Surface active ionic liquid assisted metal-free electrocatalytic-carboxylation in aqueous phase: A sustainable approach for CO₂utilization paired with electro-detoxification of halocarbons

Electrocarboxylation of halocarbons is a promising green synthetic strategy for capture, fixation and utilization of CO2 for the synthesis of high-added-value industrial compounds. However, the unparalleled kinetic/thermodynamic stability and solubility concerns of CO2 and halocarbons warrant the use of appropriate (often precious metal based) electrocatalytic electrodes and environmentally non-green solvent systems to drive this otherwise kinetically slow electrochemical process. Herein we demonstrate that owing to their unique solubility and excellent electrocatalytic properties, the aqueous micellar solutions of imidazolium-based surface active ionic liquids (SAILs) can be used for the efficient and selective electrocatalytic-carboxylation of halocarbons to produce carboxylic acids. Specifically, we present results from our detailed electrochemical investigations regarding the electroreductive cleavage of the C-X bond and electrocarboxylation of 9-bromoanthracene (9-BAN) and chloroacetonitrile (CAN) in buffered (pH 7, phosphate buffer) micellar solutions of 1-dodecyl-3-methyl-imidazolium chloride ([DDMIM][Cl]). We demonstrate that the unique ability of [DDMIM][Cl] micelles to stabilize the electrogenerated reactive intermediates facilitates a novel reaction pathway that ensures selective and efficient electrocatalytic-reductive carboxylation of 9-BAN and CAN. The presented results clearly establish that besides allowing for the electrocarboxylation of halocarbons in aqueous green electrolytes, the use of SAILs ensures electrochemical fixation of CO2 at practically low cost current and potential conditions imposed over metal free, economically viable and electrochemically robust carbon electrodes.
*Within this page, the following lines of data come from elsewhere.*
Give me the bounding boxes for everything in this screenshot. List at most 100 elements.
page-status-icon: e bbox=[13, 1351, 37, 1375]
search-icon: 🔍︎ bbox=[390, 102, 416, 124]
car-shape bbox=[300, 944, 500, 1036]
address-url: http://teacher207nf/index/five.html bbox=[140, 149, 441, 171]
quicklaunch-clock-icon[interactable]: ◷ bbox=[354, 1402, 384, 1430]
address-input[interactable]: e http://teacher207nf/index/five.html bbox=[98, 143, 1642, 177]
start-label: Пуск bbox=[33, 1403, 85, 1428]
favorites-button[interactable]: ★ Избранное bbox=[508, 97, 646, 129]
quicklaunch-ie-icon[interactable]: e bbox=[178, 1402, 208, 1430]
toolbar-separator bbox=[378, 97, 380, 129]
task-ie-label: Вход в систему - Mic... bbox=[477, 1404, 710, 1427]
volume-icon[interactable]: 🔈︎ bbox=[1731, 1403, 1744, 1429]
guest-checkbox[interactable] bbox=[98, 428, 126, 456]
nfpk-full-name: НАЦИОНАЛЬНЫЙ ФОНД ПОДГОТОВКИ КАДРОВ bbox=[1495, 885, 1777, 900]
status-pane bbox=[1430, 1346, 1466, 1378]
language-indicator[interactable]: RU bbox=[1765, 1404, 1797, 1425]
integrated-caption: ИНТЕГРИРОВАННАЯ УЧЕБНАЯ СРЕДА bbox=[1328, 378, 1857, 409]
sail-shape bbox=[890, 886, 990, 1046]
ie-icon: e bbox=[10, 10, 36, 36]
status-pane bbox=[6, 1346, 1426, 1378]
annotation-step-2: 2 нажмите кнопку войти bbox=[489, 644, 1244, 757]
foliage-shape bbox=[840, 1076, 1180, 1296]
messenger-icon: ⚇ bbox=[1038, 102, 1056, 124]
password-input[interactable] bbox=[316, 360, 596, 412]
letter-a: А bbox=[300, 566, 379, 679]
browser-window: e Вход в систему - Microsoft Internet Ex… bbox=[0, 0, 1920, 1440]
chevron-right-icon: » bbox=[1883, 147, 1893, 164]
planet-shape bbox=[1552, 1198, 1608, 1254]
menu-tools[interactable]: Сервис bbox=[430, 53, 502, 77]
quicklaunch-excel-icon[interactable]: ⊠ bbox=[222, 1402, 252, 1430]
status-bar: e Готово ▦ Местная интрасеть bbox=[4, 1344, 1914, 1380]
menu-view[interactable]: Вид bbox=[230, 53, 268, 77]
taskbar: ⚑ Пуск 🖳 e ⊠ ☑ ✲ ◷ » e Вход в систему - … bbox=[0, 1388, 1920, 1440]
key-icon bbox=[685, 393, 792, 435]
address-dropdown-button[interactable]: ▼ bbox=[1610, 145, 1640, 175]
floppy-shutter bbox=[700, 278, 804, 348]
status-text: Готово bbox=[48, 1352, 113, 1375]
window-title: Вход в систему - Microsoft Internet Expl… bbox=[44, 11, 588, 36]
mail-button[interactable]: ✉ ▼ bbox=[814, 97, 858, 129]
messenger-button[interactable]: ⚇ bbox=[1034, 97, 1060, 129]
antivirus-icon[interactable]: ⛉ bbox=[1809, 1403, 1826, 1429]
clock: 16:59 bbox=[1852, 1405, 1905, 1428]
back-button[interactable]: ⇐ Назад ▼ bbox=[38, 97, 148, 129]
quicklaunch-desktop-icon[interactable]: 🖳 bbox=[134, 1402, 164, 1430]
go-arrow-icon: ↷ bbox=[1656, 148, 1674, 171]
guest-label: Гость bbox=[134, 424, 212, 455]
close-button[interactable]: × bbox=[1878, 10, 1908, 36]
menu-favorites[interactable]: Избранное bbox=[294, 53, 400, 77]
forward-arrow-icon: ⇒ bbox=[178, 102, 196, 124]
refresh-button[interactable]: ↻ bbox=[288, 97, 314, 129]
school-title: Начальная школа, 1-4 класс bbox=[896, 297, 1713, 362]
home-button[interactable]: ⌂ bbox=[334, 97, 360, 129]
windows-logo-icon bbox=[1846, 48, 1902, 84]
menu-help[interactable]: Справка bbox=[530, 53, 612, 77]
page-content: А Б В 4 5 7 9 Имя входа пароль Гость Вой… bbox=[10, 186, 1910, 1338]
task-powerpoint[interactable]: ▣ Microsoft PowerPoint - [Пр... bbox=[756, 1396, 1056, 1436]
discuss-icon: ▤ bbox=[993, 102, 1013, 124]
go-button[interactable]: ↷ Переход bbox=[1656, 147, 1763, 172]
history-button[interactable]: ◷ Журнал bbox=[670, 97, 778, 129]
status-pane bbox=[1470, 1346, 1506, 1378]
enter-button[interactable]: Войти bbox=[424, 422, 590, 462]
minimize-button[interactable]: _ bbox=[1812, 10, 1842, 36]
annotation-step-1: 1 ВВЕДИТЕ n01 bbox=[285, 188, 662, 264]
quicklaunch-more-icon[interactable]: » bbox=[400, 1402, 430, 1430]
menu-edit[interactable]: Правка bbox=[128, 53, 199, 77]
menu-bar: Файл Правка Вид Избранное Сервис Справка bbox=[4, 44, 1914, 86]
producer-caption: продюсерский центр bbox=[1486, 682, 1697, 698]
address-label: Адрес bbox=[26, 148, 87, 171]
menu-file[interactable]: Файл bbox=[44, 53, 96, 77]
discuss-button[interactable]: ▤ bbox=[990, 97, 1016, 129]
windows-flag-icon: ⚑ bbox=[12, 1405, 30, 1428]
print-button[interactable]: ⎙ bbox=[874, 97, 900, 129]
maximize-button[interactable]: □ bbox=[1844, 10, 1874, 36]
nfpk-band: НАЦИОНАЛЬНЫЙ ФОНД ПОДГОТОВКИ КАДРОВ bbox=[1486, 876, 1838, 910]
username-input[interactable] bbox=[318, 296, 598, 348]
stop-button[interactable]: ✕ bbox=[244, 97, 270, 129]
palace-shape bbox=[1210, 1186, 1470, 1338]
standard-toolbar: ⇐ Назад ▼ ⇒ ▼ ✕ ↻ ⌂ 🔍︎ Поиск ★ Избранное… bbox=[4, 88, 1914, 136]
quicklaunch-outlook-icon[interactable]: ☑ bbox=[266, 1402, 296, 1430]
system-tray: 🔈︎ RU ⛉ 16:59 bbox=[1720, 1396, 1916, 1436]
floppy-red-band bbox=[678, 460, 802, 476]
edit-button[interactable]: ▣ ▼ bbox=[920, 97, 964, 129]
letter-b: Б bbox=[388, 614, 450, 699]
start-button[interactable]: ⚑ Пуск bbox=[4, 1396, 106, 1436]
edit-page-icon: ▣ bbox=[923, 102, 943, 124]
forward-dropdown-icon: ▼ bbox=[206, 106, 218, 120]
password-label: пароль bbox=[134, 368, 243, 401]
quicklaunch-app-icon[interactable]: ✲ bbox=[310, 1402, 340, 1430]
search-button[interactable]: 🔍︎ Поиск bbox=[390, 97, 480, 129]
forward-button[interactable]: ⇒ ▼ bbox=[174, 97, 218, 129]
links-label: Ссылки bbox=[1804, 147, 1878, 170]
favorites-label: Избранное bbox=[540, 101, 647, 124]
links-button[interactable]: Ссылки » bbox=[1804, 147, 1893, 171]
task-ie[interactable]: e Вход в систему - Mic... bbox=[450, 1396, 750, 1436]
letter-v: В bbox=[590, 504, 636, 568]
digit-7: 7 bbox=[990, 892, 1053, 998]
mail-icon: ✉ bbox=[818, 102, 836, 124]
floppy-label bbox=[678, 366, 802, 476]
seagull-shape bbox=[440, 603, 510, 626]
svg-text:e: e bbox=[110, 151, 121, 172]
The use of SAILs is reported to improve the faradaic efficiency (∼95%) and reduce the chances of undesired side product reactions which continue to be a major concern in the state of art electro-carboxylation processes. The presented approach we opine offers a promising avenue toward design of eco-green pathways in the direction of CO2 fixation and electro-organic synthesis of a diverse range of value-added products from water insoluble halocarbons (toxic pollutants) in aqueous media.